Climate change is shifting fresh water on a planetary scale and, on a smaller scale, those effects can be made worse by local actions. A hotter, drier planet experiences more water-evaporating droughts. That concentrates salts in the soil, as so do certain farming practices. Higher temperatures contribute to more forest and peatland fires, while human clear-cutting and draining of wetlands worsen fire conditions.
“Droughts are no longer just natural but anthropogenic — meaning that we have climate change at the global level, and then also the land use changes from management decisions, infrastructure allocation decisions, make water less and less available,” Madani said.
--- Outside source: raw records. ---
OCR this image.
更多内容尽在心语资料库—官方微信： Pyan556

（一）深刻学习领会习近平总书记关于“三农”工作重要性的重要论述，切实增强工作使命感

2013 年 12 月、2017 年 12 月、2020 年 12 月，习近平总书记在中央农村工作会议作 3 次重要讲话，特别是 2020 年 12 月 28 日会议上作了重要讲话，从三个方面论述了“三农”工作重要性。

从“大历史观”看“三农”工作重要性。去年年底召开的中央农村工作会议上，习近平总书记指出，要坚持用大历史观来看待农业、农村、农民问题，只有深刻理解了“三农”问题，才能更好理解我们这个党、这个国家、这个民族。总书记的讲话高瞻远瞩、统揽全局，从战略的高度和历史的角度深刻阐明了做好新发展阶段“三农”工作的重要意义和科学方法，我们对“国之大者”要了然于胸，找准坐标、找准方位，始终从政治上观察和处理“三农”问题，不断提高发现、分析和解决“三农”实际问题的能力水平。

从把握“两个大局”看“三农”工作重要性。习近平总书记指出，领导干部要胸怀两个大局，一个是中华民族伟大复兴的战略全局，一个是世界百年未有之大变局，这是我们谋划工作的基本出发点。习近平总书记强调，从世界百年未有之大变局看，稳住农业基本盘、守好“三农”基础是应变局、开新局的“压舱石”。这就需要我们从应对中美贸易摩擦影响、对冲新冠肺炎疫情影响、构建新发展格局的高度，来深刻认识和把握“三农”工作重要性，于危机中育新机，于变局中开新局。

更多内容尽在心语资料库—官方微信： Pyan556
Use of the word “bankruptcy” to describe the extent of water depletion is new for the UN. Previously, UN University scientists used “water stress” or “water crisis” to describe systems that were under either prolonged, or sudden and acute, pressure. Both of those terms allow for the possibility of recovery.
But that isn’t feasible in many areas where humans have overdrawn the local supply of fresh water, squandering the annual influx from recharging sources like rivers and melting snow while exhausting groundwater and other natural reservoirs.
The report calls for the recognition of water bankruptcy in policy debates, and for the creation of a global monitoring framework to track water resources. Governments should consider blocking projects that further degrade water supplies, it says.
The UN report’s release comes ahead of meetings in Dakar, Senegal, later this month to lay groundwork for the 2026 UN Water Conference in December. On Jan. 7 the US said it would withdraw from UN Water and UN Universities, along with dozens of other international organizations that the Trump administration said are “contrary to the interests” of the country. The US decision has not impacted operations so far, said Madani.